In [2]:
# 使用PyTorch实现策略价值网络 PolicyValueNet

import torch
import torch.nn as nn
import torch.optim as optim
import torch.nn.functional as F
from torch.autograd import Variable
import numpy as np


# 设置学习率
def set_learning_rate(optimizer, lr):
    for param_group in optimizer.param_groups:
        param_group['lr'] = lr

# 策略网络模型
class Net(nn.Module):
    def __init__(self, board_width, board_height):
        super(Net, self).__init__()

        self.board_width = board_width
        self.board_height = board_height
        # 通用层 common layers
        self.conv1 = nn.Conv2d(4, 32, kernel_size=3, padding=1)
        self.conv2 = nn.Conv2d(32, 64, kernel_size=3, padding=1)
        self.conv3 = nn.Conv2d(64, 128, kernel_size=3, padding=1)
        # 行动策略层 action policy layers
        self.act_conv1 = nn.Conv2d(128, 4, kernel_size=1)
        self.act_fc1 = nn.Linear(4*board_width*board_height,
                                 board_width*board_height)
        # 状态值层 state value layers
        self.val_conv1 = nn.Conv2d(128, 2, kernel_size=1)
        self.val_fc1 = nn.Linear(2*board_width*board_height, 64)
        self.val_fc2 = nn.Linear(64, 1)

    # 得到预测结果，返回行动可能性和状态值
    def forward(self, state_input):
        # 通用层 common layers
        x = F.relu(self.conv1(state_input))
        x = F.relu(self.conv2(x))
        x = F.relu(self.conv3(x))
        # 行动策略层 action policy layers
        x_act = F.relu(self.act_conv1(x))
        x_act = x_act.view(-1, 4*self.board_width*self.board_height)
        x_act = F.log_softmax(self.act_fc1(x_act))
        # 状态值层 state value layers
        x_val = F.relu(self.val_conv1(x))
        x_val = x_val.view(-1, 2*self.board_width*self.board_height)
        x_val = F.relu(self.val_fc1(x_val))
        x_val = F.tanh(self.val_fc2(x_val))
        # 输出行动可能性 和 终局的预期状态值
        return x_act, x_val

# 策略价值网络(包括了两个端口:policy / value network)
class PolicyValueNet():
    def __init__(self, board_width, board_height,
                 model_file=None, use_gpu=False):
        self.use_gpu = use_gpu
        self.board_width = board_width
        self.board_height = board_height
        self.l2_const = 1e-4  # L2正则项系数
        # 设置策略网络参数
        if self.use_gpu:
            self.policy_value_net = Net(board_width, board_height).cuda()
        else:
            self.policy_value_net = Net(board_width, board_height)
        self.optimizer = optim.Adam(self.policy_value_net.parameters(), weight_decay=self.l2_const)

        if model_file:
            net_params = torch.load(model_file)
            self.policy_value_net.load_state_dict(net_params)

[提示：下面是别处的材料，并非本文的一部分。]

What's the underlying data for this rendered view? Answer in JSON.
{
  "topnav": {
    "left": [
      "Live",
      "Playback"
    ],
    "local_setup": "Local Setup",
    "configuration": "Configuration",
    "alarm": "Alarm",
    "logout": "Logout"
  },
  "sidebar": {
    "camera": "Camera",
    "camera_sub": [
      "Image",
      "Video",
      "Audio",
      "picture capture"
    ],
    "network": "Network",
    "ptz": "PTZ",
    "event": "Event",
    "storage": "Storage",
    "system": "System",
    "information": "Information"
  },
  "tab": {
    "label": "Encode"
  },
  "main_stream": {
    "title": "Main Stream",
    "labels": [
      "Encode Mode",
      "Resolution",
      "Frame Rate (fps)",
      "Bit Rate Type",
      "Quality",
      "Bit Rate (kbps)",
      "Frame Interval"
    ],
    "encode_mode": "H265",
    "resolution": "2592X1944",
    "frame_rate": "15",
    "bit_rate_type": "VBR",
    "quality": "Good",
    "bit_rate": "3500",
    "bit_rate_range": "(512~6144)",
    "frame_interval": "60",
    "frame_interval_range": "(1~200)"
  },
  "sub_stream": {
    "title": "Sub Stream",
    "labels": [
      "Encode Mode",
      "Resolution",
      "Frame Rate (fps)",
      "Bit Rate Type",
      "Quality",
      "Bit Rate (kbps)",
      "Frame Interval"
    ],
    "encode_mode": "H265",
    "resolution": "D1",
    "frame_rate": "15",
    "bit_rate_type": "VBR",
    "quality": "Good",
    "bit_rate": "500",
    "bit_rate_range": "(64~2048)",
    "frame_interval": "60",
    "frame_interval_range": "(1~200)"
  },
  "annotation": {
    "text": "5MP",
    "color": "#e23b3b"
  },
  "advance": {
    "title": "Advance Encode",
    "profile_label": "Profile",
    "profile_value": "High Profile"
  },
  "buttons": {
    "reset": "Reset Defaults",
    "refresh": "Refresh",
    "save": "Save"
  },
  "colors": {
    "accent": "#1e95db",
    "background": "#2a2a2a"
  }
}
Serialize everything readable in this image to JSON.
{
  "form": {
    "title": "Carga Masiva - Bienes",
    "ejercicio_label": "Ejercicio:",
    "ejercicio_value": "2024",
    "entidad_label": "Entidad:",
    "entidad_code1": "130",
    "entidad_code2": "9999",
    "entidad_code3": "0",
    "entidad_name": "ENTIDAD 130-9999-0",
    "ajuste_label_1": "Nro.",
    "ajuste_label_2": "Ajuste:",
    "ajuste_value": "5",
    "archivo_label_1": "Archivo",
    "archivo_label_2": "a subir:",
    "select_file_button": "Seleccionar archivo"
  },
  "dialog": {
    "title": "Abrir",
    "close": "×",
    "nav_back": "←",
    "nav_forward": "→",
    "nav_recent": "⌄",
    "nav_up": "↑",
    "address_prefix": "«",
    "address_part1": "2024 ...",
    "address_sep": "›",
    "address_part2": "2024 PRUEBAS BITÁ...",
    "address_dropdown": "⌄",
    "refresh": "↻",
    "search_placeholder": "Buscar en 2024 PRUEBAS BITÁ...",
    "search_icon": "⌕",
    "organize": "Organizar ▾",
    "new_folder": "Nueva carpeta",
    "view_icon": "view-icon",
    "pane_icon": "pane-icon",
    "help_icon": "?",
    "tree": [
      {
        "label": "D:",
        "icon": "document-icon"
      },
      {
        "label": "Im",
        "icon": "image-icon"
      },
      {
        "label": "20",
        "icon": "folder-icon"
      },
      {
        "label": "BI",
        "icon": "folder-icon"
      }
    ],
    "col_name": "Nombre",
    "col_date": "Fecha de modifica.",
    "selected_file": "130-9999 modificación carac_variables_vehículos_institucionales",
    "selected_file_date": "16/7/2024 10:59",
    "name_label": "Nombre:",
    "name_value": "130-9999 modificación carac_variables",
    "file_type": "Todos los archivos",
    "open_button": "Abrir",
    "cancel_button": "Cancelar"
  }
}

    # 输入状态，得到行动的可能性和状态值，按照batch进行输入
    def policy_value(self, state_batch):
        if self.use_gpu:
            state_batch = Variable(torch.FloatTensor(state_batch).cuda())
            log_act_probs, value = self.policy_value_net(state_batch)
            # 通过e的次幂，求得action probabilities
            act_probs = np.exp(log_act_probs.data.cpu().numpy())
            return act_probs, value.data.cpu().numpy()
        else:
            state_batch = Variable(torch.FloatTensor(state_batch))
            log_act_probs, value = self.policy_value_net(state_batch)
            act_probs = np.exp(log_act_probs.data.numpy())
            return act_probs, value.data.numpy()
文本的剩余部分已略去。